Having a hard time getting a straight answer on EXTRA COSTs of owning a home in Turkey. In the US we have property taxes, Maintenance fees and owners associations fee. When I look at the ads in sahibinden dont see any extra fees. Since a lot if it is not in English....not sure were I should be looking.

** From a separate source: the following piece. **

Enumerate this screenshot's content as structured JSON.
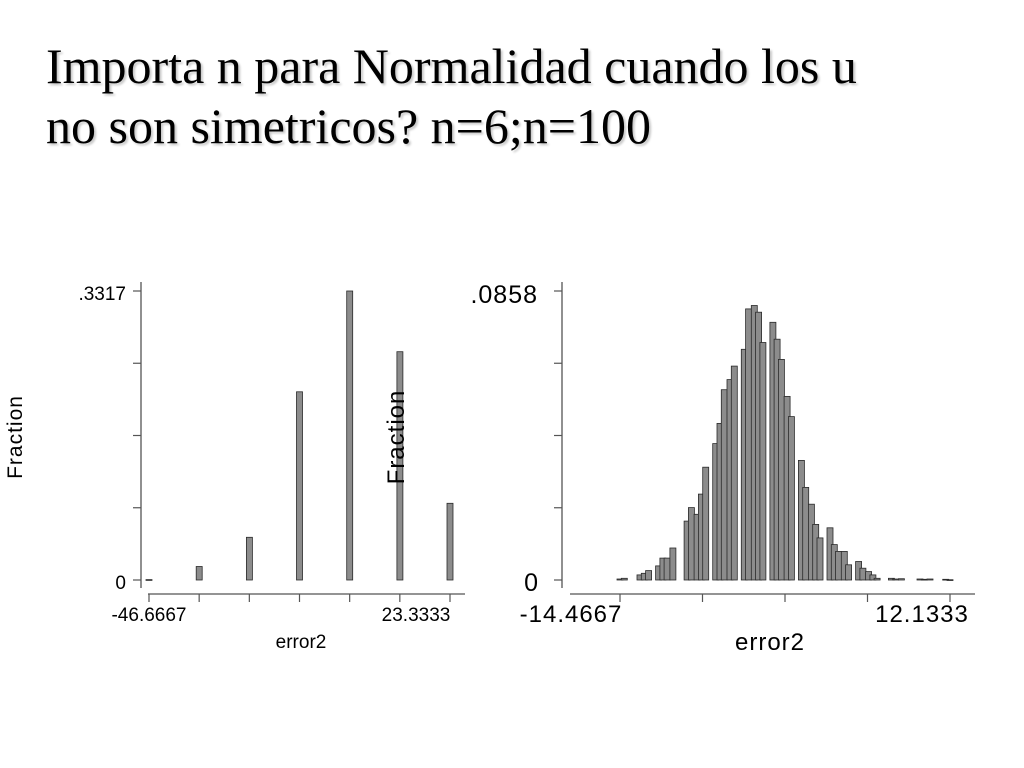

For example any monthly or yearly fees other than the mortgage?


----------



## Karl Mula (Jul 18, 2014)

*Home owners cost*

Yes there are extra costs which change slightly according to value and location.
Yearly Sample costs for a 220 sqm apartment:
Building Tax : 107 TL every 6 month
Environment tax : 80 TL/pa
Compulsory earthquake insurance : 240TL /pa

Monthly sample expenses:
Electricity :140 TL
Water :38 (we have our own water well for the garden)
Natural gas : Summer 60 TL, Winter 300 TL

Regards,
Karl


----------



## ryan1428 (May 12, 2014)

Thanks. If you like in an Apartment type condo...... is there a common maintenance or home owners fee?


----------



## Karl Mula (Jul 18, 2014)

Yes. Naturally this depends on the expenses generated by swimming pool, gardener, the guy who collects the garbage, goes to the shop for you.....
We pay 250 TL every 4 month.
Karl


----------



## ryan1428 (May 12, 2014)

......do you have a pool, gardener, etc.....? Was wondering about places with pools. If there is a large project like pool repair, elevator dies, roof needs replacing, exterior need repainting........who covers the cost? In the US we are charged a fee every month and it pays for stuff like you are saying but most of the money goes in to an account for large jobs like the ones I have listed.


----------